In the case of officialdom, there is a strong argument for greater use of the essay as the principal form of biography. The essay has an honourable place in the history of biography. It was essentially the form used by the Roman chronicler Suetonius in The Twelve Caesars and Plutarch in the Parallel Lives. During the nineteenth century both Macaulay and Walter Bagehot resorted to the essay for numerous biographical studies. In our own time, extended reviews of biographical studies — published in, say, the New York Review of Books — follow in the punchy essay-style of Macaulay (partly derivative and partly commentary).
The essay is also ideal for accommodating the collegial character of politics, government and administration, and here there are also a range of precedents from John Aubrey’s Brief Lives (1965) and William Hazlitt’s The Spirit of the Age (1923) which, in fact, commences with a portrait of that sage of modern government, Jeremy Bentham, to Lytton Strachey’s Eminent Victorians (1948). More recent examples of this form are Richard Hofstader’s American Political Tradition and the Men Who made it and Hugo Young’s account of Britain’s relationship with the European Union, This Blessed Plot, built around a story of a dozen or so of principal individuals.
A different approach but still with a strong biographical flavour was used by the Canadian historian, J.L. Granatstein in The Ottawa Men: The civil service mandarins (1982), the story of the senior public service of Canada in the Second World War and the post-war period.
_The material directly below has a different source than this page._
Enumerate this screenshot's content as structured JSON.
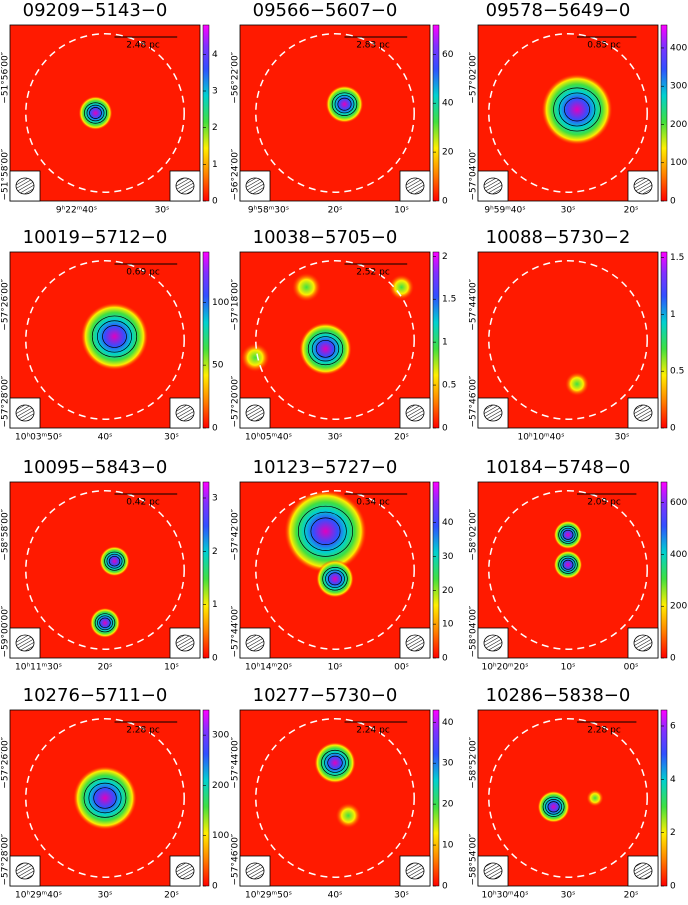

An alternative way to study Australia’s post-war history would be to commission a volume entitled 'The Rise and Fall of Keynesianism in Australia', composed of essays on among others, Giblin, Copland, McFarlane, Wilson, Bailey, Coombs, Crawford, Bland, Westerman, Randall, Rattigan, Wheeler and Stone. Such an approach would furnish a more rounded picture of the rhythms of the time as well as the contest of ideas in a manner which usually proves very difficult for a biography of any single individual. Likewise, while few of Australia’s diplomats justify (or can sustain) a full-scale biography, it is not hard to see the scope for a similarly illuminating volume on a number of the leading figures responsible in the generation after the Second World War for establishing Australia’s relations with the nations of Asia.